In their first experiment, scientists "trained" software to recognize six words and 10 digits that the researchers repeated subvocally. Initial word recognition results had an average of 92% accuracy. The first subvocal words the system learned were stop, go, left, right, alpha, omega, and the numbers zero through nine. Silently speaking these words, scientists conducted simple searches on the Internet by using a number chart representing the alphabet to control a Web browser program. This proved that users could browse the Web without touching a keyboard.
Scientists are now testing new, noncontact sensors that can read muscle signals even through a layer of clothing. A second demonstration will attempt to control a mechanical device using a simple set of subvocal commands, according to Jorgensen. His team is planning tests with a simulated Mars rover.

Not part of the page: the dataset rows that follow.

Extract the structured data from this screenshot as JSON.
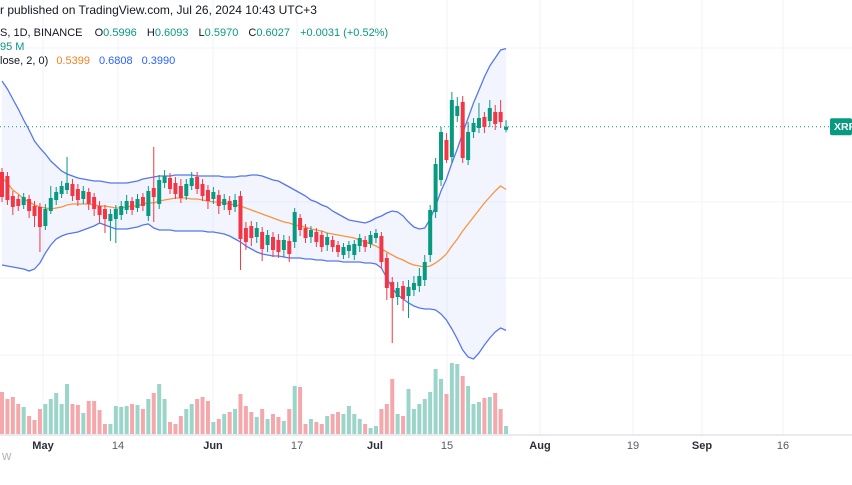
{
  "header": {
    "attribution": "r published on TradingView.com, Jul 26, 2024 10:43 UTC+3",
    "series": {
      "symbol_fragment": "S, 1D, BINANCE",
      "o_label": "O",
      "o": "0.5996",
      "h_label": "H",
      "h": "0.6093",
      "l_label": "L",
      "l": "0.5970",
      "c_label": "C",
      "c": "0.6027",
      "change": "+0.0031 (+0.52%)"
    },
    "volume_fragment": "95 M",
    "bb": {
      "settings_fragment": "lose, 2, 0)",
      "basis": "0.5399",
      "upper": "0.6808",
      "lower": "0.3990"
    }
  },
  "price_label": {
    "text": "XRP"
  },
  "watermark": {
    "text": "w"
  },
  "colors": {
    "up": "#089981",
    "down": "#f23645",
    "vol_up": "#9bd5c9",
    "vol_down": "#f5a8ab",
    "band_line": "#5577ee",
    "band_fill": "rgba(86,120,242,0.07)",
    "basis_line": "#f79540",
    "price_line": "#089981",
    "badge_bg": "#089981",
    "badge_text": "#ffffff",
    "grid": "#f0f3fa",
    "axis_line": "#d1d4dc",
    "tick_month": "#2a2e39",
    "tick_day": "#555b66"
  },
  "chart_data": {
    "type": "candlestick",
    "title": "",
    "exchange_fragment": "S, 1D, BINANCE",
    "last_bar": {
      "open": 0.5996,
      "high": 0.6093,
      "low": 0.597,
      "close": 0.6027,
      "change_text": "+0.0031 (+0.52%)"
    },
    "price_line": 0.6027,
    "ylim": [
      0.2444,
      0.7294
    ],
    "grid": true,
    "x_ticks": [
      {
        "label": "May",
        "x": 43,
        "month": true
      },
      {
        "label": "14",
        "x": 118,
        "month": false
      },
      {
        "label": "Jun",
        "x": 213,
        "month": true
      },
      {
        "label": "17",
        "x": 297,
        "month": false
      },
      {
        "label": "Jul",
        "x": 375,
        "month": true
      },
      {
        "label": "15",
        "x": 447,
        "month": false
      },
      {
        "label": "Aug",
        "x": 540,
        "month": true
      },
      {
        "label": "19",
        "x": 633,
        "month": false
      },
      {
        "label": "Sep",
        "x": 702,
        "month": true
      },
      {
        "label": "16",
        "x": 783,
        "month": false
      }
    ],
    "candles": [
      [
        0.5574,
        0.5614,
        0.5274,
        0.5324,
        42
      ],
      [
        0.5534,
        0.5574,
        0.5244,
        0.5294,
        35
      ],
      [
        0.5334,
        0.5384,
        0.5144,
        0.5224,
        37
      ],
      [
        0.5304,
        0.5344,
        0.5184,
        0.5234,
        30
      ],
      [
        0.5244,
        0.5364,
        0.5204,
        0.5324,
        27
      ],
      [
        0.5304,
        0.5344,
        0.5114,
        0.5184,
        18
      ],
      [
        0.5234,
        0.5284,
        0.5024,
        0.5134,
        14
      ],
      [
        0.5224,
        0.5264,
        0.4774,
        0.5024,
        25
      ],
      [
        0.5034,
        0.5254,
        0.4994,
        0.5204,
        30
      ],
      [
        0.5184,
        0.5434,
        0.5154,
        0.5314,
        35
      ],
      [
        0.5294,
        0.5424,
        0.5244,
        0.5374,
        41
      ],
      [
        0.5354,
        0.5484,
        0.5314,
        0.5434,
        30
      ],
      [
        0.5394,
        0.5724,
        0.5354,
        0.5464,
        50
      ],
      [
        0.5454,
        0.5504,
        0.5284,
        0.5334,
        30
      ],
      [
        0.5404,
        0.5454,
        0.5234,
        0.5294,
        29
      ],
      [
        0.5304,
        0.5434,
        0.5254,
        0.5384,
        21
      ],
      [
        0.5374,
        0.5414,
        0.5194,
        0.5254,
        33
      ],
      [
        0.5324,
        0.5364,
        0.5134,
        0.5204,
        33
      ],
      [
        0.5234,
        0.5284,
        0.5064,
        0.5144,
        24
      ],
      [
        0.5204,
        0.5244,
        0.4964,
        0.5104,
        10
      ],
      [
        0.5084,
        0.5204,
        0.4884,
        0.5154,
        10
      ],
      [
        0.5104,
        0.5244,
        0.4864,
        0.5204,
        28
      ],
      [
        0.5144,
        0.5284,
        0.5094,
        0.5234,
        27
      ],
      [
        0.5194,
        0.5344,
        0.5154,
        0.5284,
        28
      ],
      [
        0.5284,
        0.5324,
        0.5144,
        0.5194,
        30
      ],
      [
        0.5214,
        0.5354,
        0.5174,
        0.5304,
        29
      ],
      [
        0.5324,
        0.5364,
        0.5184,
        0.5234,
        25
      ],
      [
        0.5134,
        0.5434,
        0.5084,
        0.5384,
        35
      ],
      [
        0.5414,
        0.5824,
        0.5074,
        0.5324,
        41
      ],
      [
        0.5254,
        0.5544,
        0.5204,
        0.5494,
        50
      ],
      [
        0.5464,
        0.5594,
        0.5414,
        0.5534,
        35
      ],
      [
        0.5514,
        0.5564,
        0.5354,
        0.5404,
        12
      ],
      [
        0.5464,
        0.5524,
        0.5304,
        0.5354,
        10
      ],
      [
        0.5434,
        0.5504,
        0.5264,
        0.5314,
        18
      ],
      [
        0.5334,
        0.5504,
        0.5294,
        0.5454,
        25
      ],
      [
        0.5434,
        0.5574,
        0.5394,
        0.5514,
        30
      ],
      [
        0.5524,
        0.5574,
        0.5354,
        0.5404,
        35
      ],
      [
        0.5454,
        0.5504,
        0.5284,
        0.5334,
        37
      ],
      [
        0.5394,
        0.5444,
        0.5204,
        0.5284,
        33
      ],
      [
        0.5304,
        0.5424,
        0.5254,
        0.5374,
        12
      ],
      [
        0.5344,
        0.5394,
        0.5154,
        0.5234,
        15
      ],
      [
        0.5244,
        0.5354,
        0.5194,
        0.5304,
        20
      ],
      [
        0.5284,
        0.5334,
        0.5144,
        0.5194,
        22
      ],
      [
        0.5224,
        0.5354,
        0.5174,
        0.5294,
        25
      ],
      [
        0.5334,
        0.5384,
        0.4594,
        0.4904,
        40
      ],
      [
        0.5014,
        0.5074,
        0.4794,
        0.4874,
        28
      ],
      [
        0.5034,
        0.5084,
        0.4834,
        0.4914,
        22
      ],
      [
        0.4924,
        0.5074,
        0.4864,
        0.5014,
        17
      ],
      [
        0.4974,
        0.5024,
        0.4684,
        0.4804,
        25
      ],
      [
        0.4844,
        0.4994,
        0.4774,
        0.4944,
        15
      ],
      [
        0.4924,
        0.4974,
        0.4724,
        0.4794,
        20
      ],
      [
        0.4894,
        0.4954,
        0.4714,
        0.4774,
        17
      ],
      [
        0.4794,
        0.4944,
        0.4724,
        0.4894,
        13
      ],
      [
        0.4884,
        0.4934,
        0.4674,
        0.4754,
        25
      ],
      [
        0.4874,
        0.5214,
        0.4814,
        0.5174,
        48
      ],
      [
        0.5114,
        0.5154,
        0.4934,
        0.4994,
        47
      ],
      [
        0.5014,
        0.5054,
        0.4864,
        0.4914,
        10
      ],
      [
        0.4924,
        0.5034,
        0.4864,
        0.4994,
        15
      ],
      [
        0.4974,
        0.5014,
        0.4824,
        0.4874,
        12
      ],
      [
        0.4944,
        0.4984,
        0.4774,
        0.4824,
        10
      ],
      [
        0.4844,
        0.4964,
        0.4784,
        0.4924,
        18
      ],
      [
        0.4894,
        0.4934,
        0.4774,
        0.4824,
        20
      ],
      [
        0.4844,
        0.4884,
        0.4724,
        0.4774,
        22
      ],
      [
        0.4744,
        0.4864,
        0.4704,
        0.4824,
        20
      ],
      [
        0.4784,
        0.4884,
        0.4714,
        0.4844,
        28
      ],
      [
        0.4744,
        0.4894,
        0.4694,
        0.4854,
        20
      ],
      [
        0.4834,
        0.4954,
        0.4774,
        0.4914,
        15
      ],
      [
        0.4894,
        0.4934,
        0.4774,
        0.4824,
        10
      ],
      [
        0.4854,
        0.4984,
        0.4814,
        0.4944,
        6
      ],
      [
        0.4914,
        0.5004,
        0.4864,
        0.4964,
        8
      ],
      [
        0.4934,
        0.4974,
        0.4614,
        0.4674,
        25
      ],
      [
        0.4714,
        0.4764,
        0.4294,
        0.4414,
        30
      ],
      [
        0.4474,
        0.4524,
        0.3864,
        0.4314,
        55
      ],
      [
        0.4324,
        0.4474,
        0.4244,
        0.4414,
        20
      ],
      [
        0.4434,
        0.4484,
        0.4184,
        0.4304,
        18
      ],
      [
        0.4334,
        0.4494,
        0.4114,
        0.4424,
        45
      ],
      [
        0.4394,
        0.4534,
        0.4334,
        0.4464,
        25
      ],
      [
        0.4434,
        0.4614,
        0.4374,
        0.4534,
        30
      ],
      [
        0.4494,
        0.4744,
        0.4434,
        0.4674,
        35
      ],
      [
        0.4744,
        0.5244,
        0.4674,
        0.5194,
        42
      ],
      [
        0.5174,
        0.5714,
        0.5114,
        0.5654,
        65
      ],
      [
        0.5494,
        0.6024,
        0.5434,
        0.5974,
        55
      ],
      [
        0.5894,
        0.5964,
        0.5664,
        0.5694,
        40
      ],
      [
        0.5724,
        0.6374,
        0.5664,
        0.6294,
        71
      ],
      [
        0.6134,
        0.6324,
        0.6074,
        0.6234,
        70
      ],
      [
        0.6274,
        0.6334,
        0.5664,
        0.5714,
        58
      ],
      [
        0.5694,
        0.6074,
        0.5644,
        0.5974,
        48
      ],
      [
        0.5974,
        0.6114,
        0.5914,
        0.6064,
        30
      ],
      [
        0.6014,
        0.6264,
        0.5964,
        0.6114,
        32
      ],
      [
        0.6124,
        0.6174,
        0.5964,
        0.6024,
        36
      ],
      [
        0.6084,
        0.6294,
        0.6024,
        0.6214,
        37
      ],
      [
        0.6174,
        0.6244,
        0.5994,
        0.6054,
        41
      ],
      [
        0.6174,
        0.6294,
        0.6014,
        0.6074,
        25
      ],
      [
        0.5996,
        0.6093,
        0.597,
        0.6027,
        8
      ]
    ],
    "bollinger": {
      "settings_fragment": "lose, 2, 0)",
      "last": {
        "basis": 0.5399,
        "upper": 0.6808,
        "lower": 0.399
      },
      "upper": [
        0.6484,
        0.6404,
        0.6304,
        0.6204,
        0.6094,
        0.5994,
        0.5884,
        0.5814,
        0.5754,
        0.5684,
        0.5634,
        0.5584,
        0.5554,
        0.5534,
        0.5514,
        0.5504,
        0.5494,
        0.5484,
        0.5484,
        0.5474,
        0.5464,
        0.5464,
        0.5464,
        0.5464,
        0.5474,
        0.5484,
        0.5504,
        0.5514,
        0.5524,
        0.5534,
        0.5534,
        0.5534,
        0.5544,
        0.5544,
        0.5544,
        0.5544,
        0.5534,
        0.5534,
        0.5534,
        0.5534,
        0.5534,
        0.5524,
        0.5524,
        0.5524,
        0.5534,
        0.5534,
        0.5544,
        0.5544,
        0.5534,
        0.5514,
        0.5494,
        0.5484,
        0.5454,
        0.5424,
        0.5394,
        0.5364,
        0.5334,
        0.5294,
        0.5274,
        0.5244,
        0.5224,
        0.5184,
        0.5154,
        0.5124,
        0.5094,
        0.5084,
        0.5074,
        0.5064,
        0.5084,
        0.5114,
        0.5134,
        0.5164,
        0.5184,
        0.5174,
        0.5134,
        0.5074,
        0.5024,
        0.5004,
        0.5014,
        0.5104,
        0.5234,
        0.5384,
        0.5504,
        0.5664,
        0.5804,
        0.5964,
        0.6114,
        0.6264,
        0.6394,
        0.6524,
        0.6634,
        0.6714,
        0.6794,
        0.6808
      ],
      "basis": [
        0.5514,
        0.5464,
        0.5394,
        0.5354,
        0.5304,
        0.5274,
        0.5244,
        0.5224,
        0.5214,
        0.5204,
        0.5214,
        0.5224,
        0.5244,
        0.5254,
        0.5254,
        0.5254,
        0.5254,
        0.5244,
        0.5234,
        0.5234,
        0.5224,
        0.5214,
        0.5214,
        0.5224,
        0.5234,
        0.5234,
        0.5254,
        0.5264,
        0.5264,
        0.5284,
        0.5294,
        0.5304,
        0.5314,
        0.5314,
        0.5314,
        0.5304,
        0.5304,
        0.5294,
        0.5284,
        0.5274,
        0.5274,
        0.5264,
        0.5254,
        0.5244,
        0.5234,
        0.5214,
        0.5194,
        0.5174,
        0.5154,
        0.5134,
        0.5114,
        0.5094,
        0.5074,
        0.5064,
        0.5044,
        0.5034,
        0.5024,
        0.5004,
        0.4994,
        0.4984,
        0.4964,
        0.4954,
        0.4944,
        0.4934,
        0.4924,
        0.4914,
        0.4894,
        0.4874,
        0.4854,
        0.4834,
        0.4804,
        0.4774,
        0.4744,
        0.4714,
        0.4694,
        0.4664,
        0.4644,
        0.4634,
        0.4624,
        0.4634,
        0.4664,
        0.4704,
        0.4754,
        0.4834,
        0.4904,
        0.4984,
        0.5054,
        0.5124,
        0.5194,
        0.5264,
        0.5324,
        0.5384,
        0.5434,
        0.5399
      ],
      "lower": [
        0.4644,
        0.4634,
        0.4624,
        0.4614,
        0.4604,
        0.4584,
        0.4604,
        0.4664,
        0.4764,
        0.4844,
        0.4904,
        0.4934,
        0.4954,
        0.4964,
        0.4974,
        0.4994,
        0.5014,
        0.5034,
        0.5064,
        0.5044,
        0.5024,
        0.5004,
        0.5004,
        0.5004,
        0.5014,
        0.5024,
        0.5044,
        0.5054,
        0.5014,
        0.4994,
        0.4994,
        0.4994,
        0.4984,
        0.4984,
        0.4984,
        0.4984,
        0.4984,
        0.4984,
        0.4974,
        0.4974,
        0.4964,
        0.4954,
        0.4934,
        0.4904,
        0.4874,
        0.4834,
        0.4804,
        0.4774,
        0.4754,
        0.4744,
        0.4734,
        0.4734,
        0.4724,
        0.4714,
        0.4714,
        0.4714,
        0.4704,
        0.4704,
        0.4694,
        0.4694,
        0.4684,
        0.4684,
        0.4684,
        0.4674,
        0.4674,
        0.4674,
        0.4674,
        0.4664,
        0.4664,
        0.4654,
        0.4614,
        0.4514,
        0.4414,
        0.4344,
        0.4304,
        0.4264,
        0.4234,
        0.4214,
        0.4204,
        0.4204,
        0.4194,
        0.4154,
        0.4094,
        0.4004,
        0.3904,
        0.3794,
        0.3724,
        0.3704,
        0.3764,
        0.3844,
        0.3914,
        0.3974,
        0.4014,
        0.399
      ]
    },
    "layout": {
      "x0": 2,
      "dx": 5.42,
      "vol_base_y": 434,
      "axis_y": 435,
      "h_grid_y": [
        48,
        202,
        278,
        355
      ]
    }
  }
}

Silent "spoken" words will control rover movement. This would enable people in noisy environments to use the system when privacy is needed, such as during telephone conversations on buses or trains.
An expanded muscle-control system could help injured astronauts control machines. After suffering from muscle weakness due to a long stint in microgravity, astronauts could send signals to software that would assist with landings or other maneuvers. A logical spinoff would be an aid to handicapped individuals who could use this system to help with many tasks.
Scientists at Ames are studying the complex nerve-signal patterns to learn more about the signals that control vocal cords, muscles, and tongue position. The researchers use an amplifier to strengthen the electrical nerve signals. The signals are processed to remove noise and then processed again to differentiate one word from another.
After the signals are amplified, software "reads" the signals to recognize each word and sound. The researchers will continue to expand the vocabulary with sets of English sounds to eventually enable a full speech-recognition program to interpret the words.
The Computing, Information, and Communications Technology Program, part of NASA's Office of Exploration Systems, funds the subvocal word-recognition research. There is a patent pending for the new technology.